Photo: Courtesy of Cuyana/Angeles Ortiz.
Photo: Courtesy of Cuyana/Angeles Ortiz.
Beltrán-Rubio agrees that the term "Panama hat" erases the heritage of this item, which is especially harmful at a time when globalization and fast fashion have extracted the production of these hats outside of the region. “Artisans are losing their earnings, and even the artisanal tradition of weaving is being lost,” she says. “Millions may be after this hat, but few buy it from the original artisans.”

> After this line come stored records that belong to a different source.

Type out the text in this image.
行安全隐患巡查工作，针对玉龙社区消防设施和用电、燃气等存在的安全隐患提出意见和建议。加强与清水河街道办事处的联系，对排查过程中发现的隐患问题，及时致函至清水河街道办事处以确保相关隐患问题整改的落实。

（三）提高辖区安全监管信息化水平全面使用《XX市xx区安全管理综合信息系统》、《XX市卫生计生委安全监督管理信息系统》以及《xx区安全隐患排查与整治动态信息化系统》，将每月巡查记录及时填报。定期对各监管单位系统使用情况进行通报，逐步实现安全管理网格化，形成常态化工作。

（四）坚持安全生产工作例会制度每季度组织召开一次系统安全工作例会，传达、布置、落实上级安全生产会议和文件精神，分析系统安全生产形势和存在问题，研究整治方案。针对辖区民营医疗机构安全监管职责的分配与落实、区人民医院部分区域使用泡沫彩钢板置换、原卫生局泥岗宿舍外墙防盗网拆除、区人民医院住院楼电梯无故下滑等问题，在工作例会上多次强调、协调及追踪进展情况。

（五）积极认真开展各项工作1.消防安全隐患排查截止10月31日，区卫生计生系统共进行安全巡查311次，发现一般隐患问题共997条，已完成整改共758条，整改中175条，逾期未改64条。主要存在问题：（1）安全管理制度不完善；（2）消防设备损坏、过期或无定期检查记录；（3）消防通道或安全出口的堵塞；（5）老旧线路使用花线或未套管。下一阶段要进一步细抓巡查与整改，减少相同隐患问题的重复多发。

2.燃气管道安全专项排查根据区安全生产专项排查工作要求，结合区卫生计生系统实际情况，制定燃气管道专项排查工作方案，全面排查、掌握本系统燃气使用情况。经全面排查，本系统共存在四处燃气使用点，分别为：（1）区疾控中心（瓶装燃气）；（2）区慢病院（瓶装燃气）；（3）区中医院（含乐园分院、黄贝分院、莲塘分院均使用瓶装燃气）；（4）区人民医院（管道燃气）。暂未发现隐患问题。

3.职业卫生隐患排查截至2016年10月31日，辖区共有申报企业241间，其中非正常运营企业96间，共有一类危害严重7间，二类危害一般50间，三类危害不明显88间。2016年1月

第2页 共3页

For Gallardo, reminding customers of the true history of this hat starts with brands. “Transparency on origin and heritage is just such an important part of the shopping experience so that consumers can be more intentional in what they buy and give more value to.” As an Ecuadorian, she hopes that highlighting the history of the toquilla straw hat will ensure her country’s heritage remains intact: “There will be just much more history linked to the hat that will actually make this a bigger celebration and something to be proud of.”